Think About It: The linker script is not magic — it is just a mapping from section names to address ranges. When you write
#[link_section = ".sram1_bss"], you are telling the compiler "put this variable in the section called.sram1_bss," and the linker script says "that section lives in SRAM1 at address0x3000_0000."
Cache Coherency — The H7 Gotcha
AXI SRAM goes through the Cortex-M7's L1 data cache. This means the CPU might be reading a cached copy of memory while DMA writes new data to the actual SRAM. They get out of sync.
Two solutions:
-
Avoid the problem: Put DMA buffers in SRAM1-3 (not cached). This is the simplest approach and what Embassy does by default for its DMA buffers.
-
Manage the cache: Invalidate the cache before reading DMA results, clean the cache before starting a DMA write. This is error-prone and rarely worth the complexity.

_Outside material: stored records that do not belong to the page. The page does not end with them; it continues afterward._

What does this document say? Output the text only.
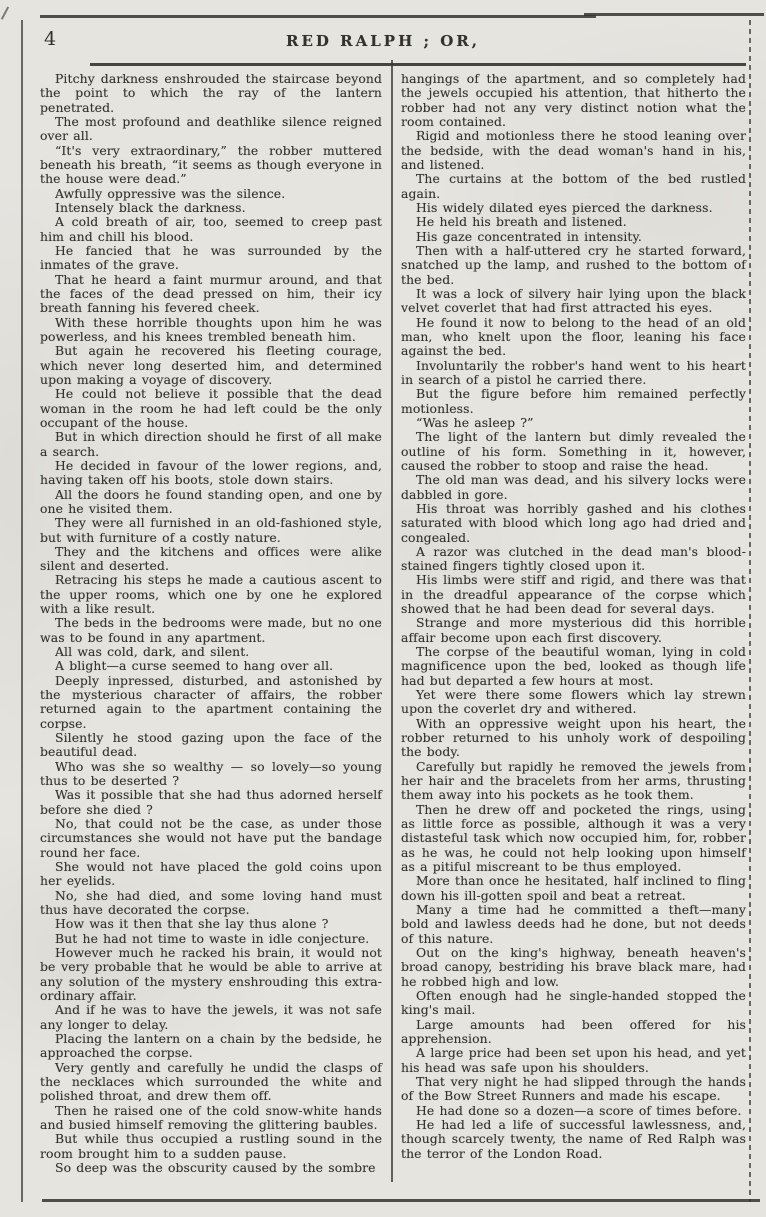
4	RED RALPH ; OR,

Pitchy darkness enshrouded the staircase beyond the point to which the ray of the lantern penetrated.

The most profound and deathlike silence reigned over all.

“It's very extraordinary,” the robber muttered beneath his breath, “it seems as though everyone in the house were dead.”

Awfully oppressive was the silence.

Intensely black the darkness.

A cold breath of air, too, seemed to creep past him and chill his blood.

He fancied that he was surrounded by the inmates of the grave.

That he heard a faint murmur around, and that the faces of the dead pressed on him, their icy breath fanning his fevered cheek.

With these horrible thoughts upon him he was powerless, and his knees trembled beneath him.

But again he recovered his fleeting courage, which never long deserted him, and determined upon making a voyage of discovery.

He could not believe it possible that the dead woman in the room he had left could be the only occupant of the house.

But in which direction should he first of all make a search.

He decided in favour of the lower regions, and, having taken off his boots, stole down stairs.

All the doors he found standing open, and one by one he visited them.

They were all furnished in an old-fashioned style, but with furniture of a costly nature.

They and the kitchens and offices were alike silent and deserted.

Retracing his steps he made a cautious ascent to the upper rooms, which one by one he explored with a like result.

The beds in the bedrooms were made, but no one was to be found in any apartment.

All was cold, dark, and silent.

A blight—a curse seemed to hang over all.

Deeply inpressed, disturbed, and astonished by the mysterious character of affairs, the robber returned again to the apartment containing the corpse.

Silently he stood gazing upon the face of the beautiful dead.

Who was she so wealthy — so lovely—so young thus to be deserted ?

Was it possible that she had thus adorned herself before she died ?

No, that could not be the case, as under those circumstances she would not have put the bandage round her face.

She would not have placed the gold coins upon her eyelids.

No, she had died, and some loving hand must thus have decorated the corpse.

How was it then that she lay thus alone ?

But he had not time to waste in idle conjecture.

However much he racked his brain, it would not be very probable that he would be able to arrive at any solution of the mystery enshrouding this extra-ordinary affair.

And if he was to have the jewels, it was not safe any longer to delay.

Placing the lantern on a chain by the bedside, he approached the corpse.

Very gently and carefully he undid the clasps of the necklaces which surrounded the white and polished throat, and drew them off.

Then he raised one of the cold snow-white hands and busied himself removing the glittering baubles.

But while thus occupied a rustling sound in the room brought him to a sudden pause.

So deep was the obscurity caused by the sombre

hangings of the apartment, and so completely had the jewels occupied his attention, that hitherto the robber had not any very distinct notion what the room contained.

Rigid and motionless there he stood leaning over the bedside, with the dead woman's hand in his, and listened.

The curtains at the bottom of the bed rustled again.

His widely dilated eyes pierced the darkness.

He held his breath and listened.

His gaze concentrated in intensity.

Then with a half-uttered cry he started forward, snatched up the lamp, and rushed to the bottom of the bed.

It was a lock of silvery hair lying upon the black velvet coverlet that had first attracted his eyes.

He found it now to belong to the head of an old man, who knelt upon the floor, leaning his face against the bed.

Involuntarily the robber's hand went to his heart in search of a pistol he carried there.

But the figure before him remained perfectly motionless.

“Was he asleep ?”

The light of the lantern but dimly revealed the outline of his form. Something in it, however, caused the robber to stoop and raise the head.

The old man was dead, and his silvery locks were dabbled in gore.

His throat was horribly gashed and his clothes saturated with blood which long ago had dried and congealed.

A razor was clutched in the dead man's blood-stained fingers tightly closed upon it.

His limbs were stiff and rigid, and there was that in the dreadful appearance of the corpse which showed that he had been dead for several days.

Strange and more mysterious did this horrible affair become upon each first discovery.

The corpse of the beautiful woman, lying in cold magnificence upon the bed, looked as though life had but departed a few hours at most.

Yet were there some flowers which lay strewn upon the coverlet dry and withered.

With an oppressive weight upon his heart, the robber returned to his unholy work of despoiling the body.

Carefully but rapidly he removed the jewels from her hair and the bracelets from her arms, thrusting them away into his pockets as he took them.

Then he drew off and pocketed the rings, using as little force as possible, although it was a very distasteful task which now occupied him, for, robber as he was, he could not help looking upon himself as a pitiful miscreant to be thus employed.

More than once he hesitated, half inclined to fling down his ill-gotten spoil and beat a retreat.

Many a time had he committed a theft—many bold and lawless deeds had he done, but not deeds of this nature.

Out on the king's highway, beneath heaven's broad canopy, bestriding his brave black mare, had he robbed high and low.

Often enough had he single-handed stopped the king's mail.

Large amounts had been offered for his apprehension.

A large price had been set upon his head, and yet his head was safe upon his shoulders.

That very night he had slipped through the hands of the Bow Street Runners and made his escape.

He had done so a dozen—a score of times before.

He had led a life of successful lawlessness, and, though scarcely twenty, the name of Red Ralph was the terror of the London Road.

#![allow(unused)] fn main() { // The easy way: just use the right memory region #[link_section = ".sram1_bss"] static mut ADC_DMA_BUF: [u16; 256] = [0u16; 256]; // No cache worries — SRAM1 is not cached }
Practical Advice
For F0, G0, F1, F3, L0, L4, G4 — do not worry about any of this. You have one RAM, everything works with DMA, there is no cache. Use the default linker script and move on.
For F4 — be aware of CCM. If DMA mysteriously fails, check whether your buffer is in CCM. Otherwise, treat it like the simple chips.

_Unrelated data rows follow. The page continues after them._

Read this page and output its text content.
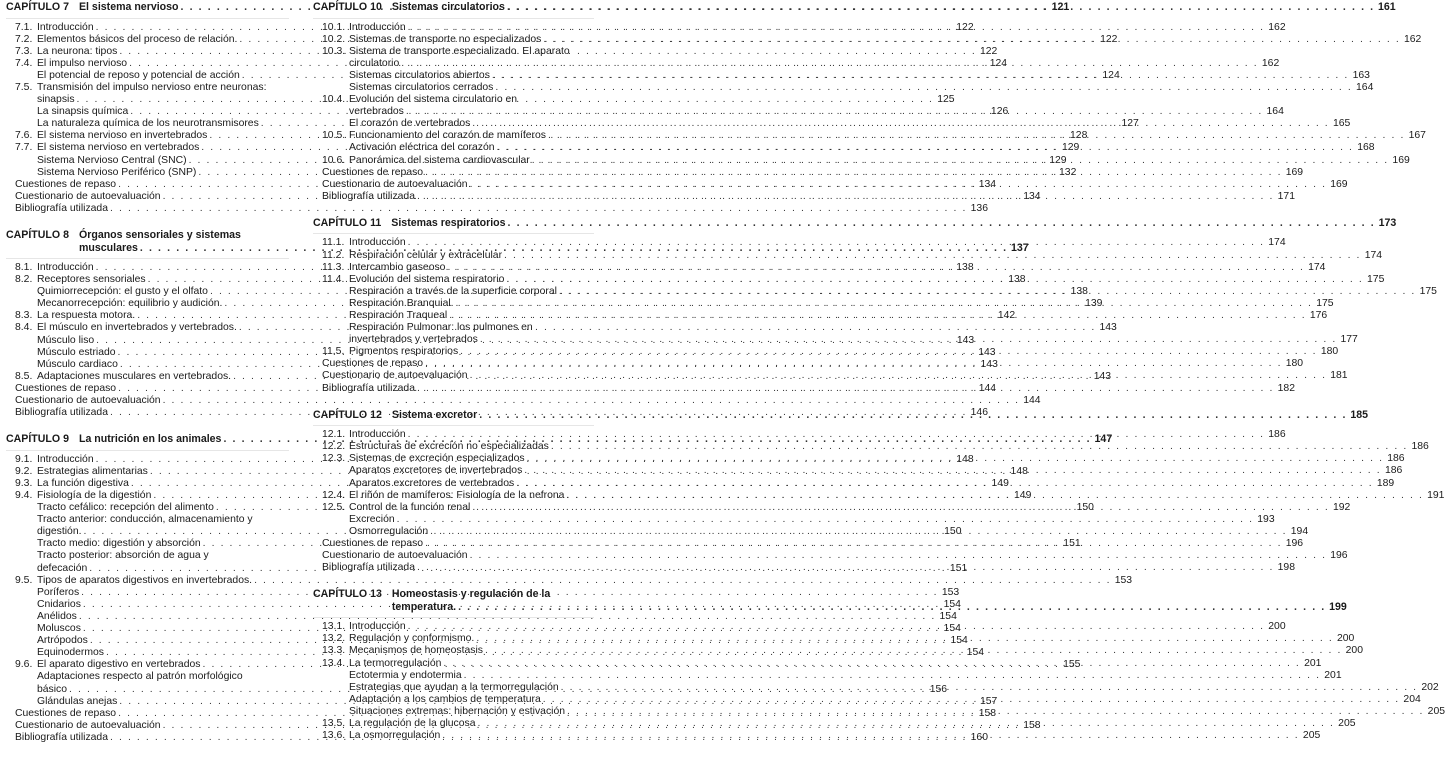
CAPÍTULO 7 El sistema nervioso . . .	121
7.1. Introducción . . .	122
7.2. Elementos básicos del proceso de relación. . . .	122
7.3. La neurona: tipos . . .	122
7.4. El impulso nervioso . . .	124
El potencial de reposo y potencial de acción . . .	124
7.5. Transmisión del impulso nervioso entre neuronas:
sinapsis . . .	125
La sinapsis química . . .	126
La naturaleza química de los neurotransmisores . . .	127
7.6. El sistema nervioso en invertebrados . . .	128
7.7. El sistema nervioso en vertebrados . . .	129
Sistema Nervioso Central (SNC) . . .	129
Sistema Nervioso Periférico (SNP) . . .	132
Cuestiones de repaso . . .	134
Cuestionario de autoevaluación . . .	134
Bibliografía utilizada . . .	136
CAPÍTULO 8 Órganos sensoriales y sistemas
musculares . . .	137
8.1. Introducción . . .	138
8.2. Receptores sensoriales . . .	138
Quimiorrecepción: el gusto y el olfato . . .	138
Mecanorrecepción: equilibrio y audición. . . .	139
8.3. La respuesta motora. . . .	142
8.4. El músculo en invertebrados y vertebrados. . . .	143
Músculo liso . . .	143
Músculo estriado . . .	143
Músculo cardiaco . . .	143
8.5. Adaptaciones musculares en vertebrados. . . .	143
Cuestiones de repaso . . .	144
Cuestionario de autoevaluación . . .	144
Bibliografía utilizada . . .	146
CAPÍTULO 9 La nutrición en los animales . . .	147
9.1. Introducción . . .	148
9.2. Estrategias alimentarias . . .	148
9.3. La función digestiva . . .	149
9.4. Fisiología de la digestión . . .	149
Tracto cefálico: recepción del alimento . . .	150
Tracto anterior: conducción, almacenamiento y
digestión. . . .	150
Tracto medio: digestión y absorción . . .	151
Tracto posterior: absorción de agua y
defecación . . .	151
9.5. Tipos de aparatos digestivos en invertebrados. . . .	153
Poríferos . . .	153
Cnidarios . . .	154
Anélidos . . .	154
Moluscos . . .	154
Artrópodos . . .	154
Equinodermos . . .	154
9.6. El aparato digestivo en vertebrados . . .	155
Adaptaciones respecto al patrón morfológico
básico . . .	156
Glándulas anejas . . .	157
Cuestiones de repaso . . .	158
Cuestionario de autoevaluación . . .	158
Bibliografía utilizada . . .	160
CAPÍTULO 10 Sistemas circulatorios . . .	161
10.1. Introducción . . .	162
10.2. Sistemas de transporte no especializados . . .	162
10.3. Sistema de transporte especializado. El aparato
circulatorio . . .	162
Sistemas circulatorios abiertos . . .	163
Sistemas circulatorios cerrados . . .	164
10.4. Evolución del sistema circulatorio en
vertebrados . . .	164
El corazón de vertebrados . . .	165
10.5. Funcionamiento del corazón de mamíferos . . .	167
Activación eléctrica del corazón . . .	168
10.6. Panorámica del sistema cardiovascular . . .	169
Cuestiones de repaso . . .	169
Cuestionario de autoevaluación . . .	169
Bibliografía utilizada . . .	171
CAPÍTULO 11 Sistemas respiratorios . . .	173
11.1. Introducción . . .	174
11.2. Respiración celular y extracelular . . .	174
11.3. Intercambio gaseoso . . .	174
11.4. Evolución del sistema respiratorio . . .	175
Respiración a través de la superficie corporal . . .	175
Respiración Branquial. . . .	175
Respiración Traqueal . . .	176
Respiración Pulmonar: los pulmones en
invertebrados y vertebrados . . .	177
11.5. Pigmentos respiratorios . . .	180
Cuestiones de repaso . . .	180
Cuestionario de autoevaluación . . .	181
Bibliografía utilizada . . .	182
CAPÍTULO 12 Sistema excretor . . .	185
12.1. Introducción . . .	186
12.2. Estructuras de excreción no especializadas . . .	186
12.3. Sistemas de excreción especializados . . .	186
Aparatos excretores de invertebrados . . .	186
Aparatos excretores de vertebrados . . .	189
12.4. El riñón de mamíferos: Fisiología de la nefrona . . .	191
12.5. Control de la función renal . . .	192
Excreción . . .	193
Osmorregulación . . .	194
Cuestiones de repaso . . .	196
Cuestionario de autoevaluación . . .	196
Bibliografía utilizada . . .	198
CAPÍTULO 13 Homeostasis y regulación de la
temperatura. . . .	199
13.1. Introducción . . .	200
13.2. Regulación y conformismo. . . .	200
13.3. Mecanismos de homeostasis . . .	200
13.4. La termorregulación . . .	201
Ectotermia y endotermia . . .	201
Estrategias que ayudan a la termorregulación . . .	202
Adaptación a los cambios de temperatura . . .	204
Situaciones extremas: hibernación y estivación . . .	205
13.5. La regulación de la glucosa . . .	205
13.6. La osmorregulación . . .	205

For H7 — take 30 minutes to set up your linker script correctly at the start of the project. Put DMA buffers in SRAM1. Put your stack and hot variables in DTCM. Use AXI SRAM for large CPU-only data. Then you can stop thinking about it for the rest of the project.
Fun Fact: The STM32H7's total internal RAM (over 1MB) is larger than the entire Flash memory of many STM32F0 chips. Memory architecture reflects the enormous range of complexity in the STM32 family.
Summary
| Chip Family | Memory Model | Key Concern |
|---|---|---|
| F0, G0, L0 | One RAM, simple | None |
| F1, F3, L4, G4 | One RAM, simple | None |
| F4 | Main SRAM + CCM | CCM is CPU-only, no DMA |
| F7 | Multiple SRAM + cache | Cache coherency with DMA |
| H7 | 7 RAM regions + cache | Region placement for DMA, cache coherency |
Start simple. Graduate to complexity only when your chip demands it.